Ucrania y los prorrusos intercambian 200 cautivos en el primer canje de prisioneros de guerra desde 2017

Se ha producido en la línea divisoria de fuerzas entre el Ejército ucraniano y las milicias de la autoproclamada República Popular de Donetsk
El presidente de Ucrania, Volodymyr Zelenskiy

AFP/GENYA SAVILOV  -   El presidente de Ucrania, Volodymyr Zelenskiy

Ucrania y los separatistas prorrusos han intercambiado 200 presos durante esta jornada en el primer canje de prisioneros de guerra desde 2017, intercambio que ha tenido lugar en la línea de separación de fuerzas entre el Ejército ucraniano y las milicias de la autoproclamada República Popular de Donetsk.

El canje ha tenido lugar en el puesto de control de Mayorsk, que conecta la zona de Donetsk controlada por los separatistas con el territorio bajo control del Ejército ucraniano.

Los autobuses con los prisioneros entregados por la autoproclamada República Popular de Lugansk fueron los primeros en llegar al lugar del canje, donde se encuentran representantes de la Cruz Roja y la Organización para la Seguridad y Cooperación en Europa (OSCE).

"Los representantes de Lugansk ya llegaron a territorio ucraniano. Si a ellos les va todo bien, entonces los próximos en canjear seremos nosotros", explicó Daria Morozova, defensora del pueblo de los separatistas de Donetsk, a la prensa rusa.

Morozova matizó que, al igual que ocurriera hace dos años, existe la posibilidad de que algunos de los prisioneros incluidos en la lista se nieguen a ser liberados o a abandonar el territorio en el que se encuentran. Y estimó en 160 los prisioneros que la República Popular de Donetsk reclamará en futuros canjes a las autoridades ucranianas.

"Me pegaron y torturaron para arrancarme información, pero no por mucho tiempo", comentó a la prensa un feliz Alexandr Danilchenko, uno de los veinticinco prisioneros ucranianos liberados por la autoproclamada república popular de Lugansk.

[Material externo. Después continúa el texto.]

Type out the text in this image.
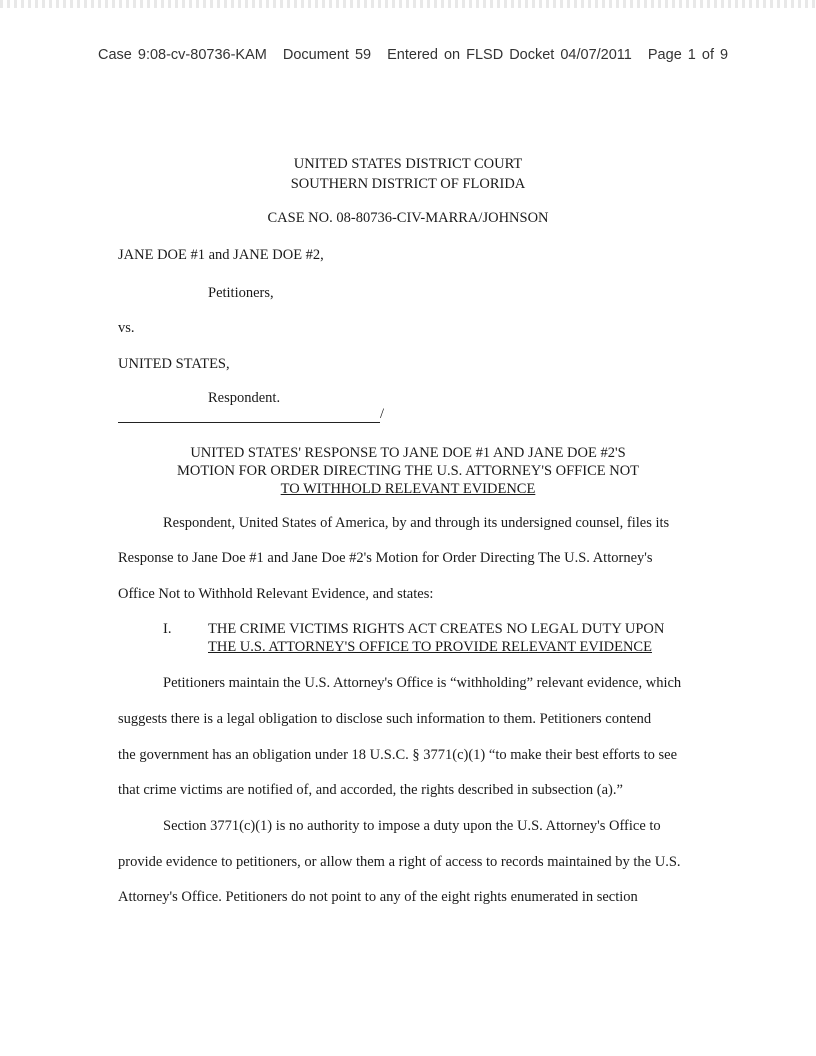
Case 9:08-cv-80736-KAM Document 59 Entered on FLSD Docket 04/07/2011 Page 1 of 9
UNITED STATES DISTRICT COURT
SOUTHERN DISTRICT OF FLORIDA
CASE NO. 08-80736-CIV-MARRA/JOHNSON
JANE DOE #1 and JANE DOE #2,
Petitioners,
vs.
UNITED STATES,
Respondent.
/
UNITED STATES' RESPONSE TO JANE DOE #1 AND JANE DOE #2'S
MOTION FOR ORDER DIRECTING THE U.S. ATTORNEY'S OFFICE NOT
TO WITHHOLD RELEVANT EVIDENCE
Respondent, United States of America, by and through its undersigned counsel, files its
Response to Jane Doe #1 and Jane Doe #2's Motion for Order Directing The U.S. Attorney's
Office Not to Withhold Relevant Evidence, and states:
I.	THE CRIME VICTIMS RIGHTS ACT CREATES NO LEGAL DUTY UPON
THE U.S. ATTORNEY'S OFFICE TO PROVIDE RELEVANT EVIDENCE
Petitioners maintain the U.S. Attorney's Office is “withholding” relevant evidence, which
suggests there is a legal obligation to disclose such information to them. Petitioners contend
the government has an obligation under 18 U.S.C. § 3771(c)(1) “to make their best efforts to see
that crime victims are notified of, and accorded, the rights described in subsection (a).”
Section 3771(c)(1) is no authority to impose a duty upon the U.S. Attorney's Office to
provide evidence to petitioners, or allow them a right of access to records maintained by the U.S.
Attorney's Office. Petitioners do not point to any of the eight rights enumerated in section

Entre los canjeados figuran soldados, milicianos, mercenarios, policías y activistas de ambos bandos, algunos de los cuales estuvieron retenidos por el enemigo casi desde el estallido del conflicto en el este de Ucrania en 2014, que se ha cobrado la vida de más de 13.000 personas.

Según la prensa ucraniana y rusa, podrían beneficiarse del canje cinco miembros de las fuerzas antidisturbios conocidas como Berkut implicados en la muerte de más de un centenar de personas en la revolución del Euromaidán de febrero de 2014.

Las familias de las víctimas escribieron una carta abierta dirigida al presidente ucraniano, Volodymyr Zelenskiy, en la que le advirtieron que dichos policías antidisturbios no tienen nada que ver con la guerra en el Dombás y que su liberación podría desencadenar una nueva ola de protestas antigubernamentales.

En realidad, hoy no fueron intercambiados todos los presos, ya que aún hay numerosos combatientes y activistas en poder de Kiev y los separatistas, sin contar los tártaros de Crimea encarcelados por Rusia después de la anexión de la península.

Según la Presidencia ucraniana, dentro de este canje -una de las promesas electorales de Zelenskiy fue liberar a todos los ucranianos en manos de los separatistas y de Moscú- Kiev recibió hoy a 76 personas (51 de Donetsk y 25 de Lugansk).

El anterior canje entre ambos bandos tuvo lugar en diciembre de 2017, incluyó a más de 300 personas y fue considerado el mayor intercambio desde el estallido del conflicto en 2014.

Este asunto fue tratado en numerosas ocasiones en las negociaciones en Minsk, pero no fue desbloqueado hasta la reciente cumbre de París en la que se reunieron por vez primera Zelenskiy y el presidente de Rusia, Vladimir Putin.

Entonces, en presencia del presidente de Francia, Emmanuel Macron, y de la canciller de Alemania, Angela Merkel, se acordó el canje de todos los prisioneros antes de que acabara el año.

En París también se acordó replegar las tropas de ambos bandos en otras tres localidades de la línea de separación de fuerzas en el Dombás.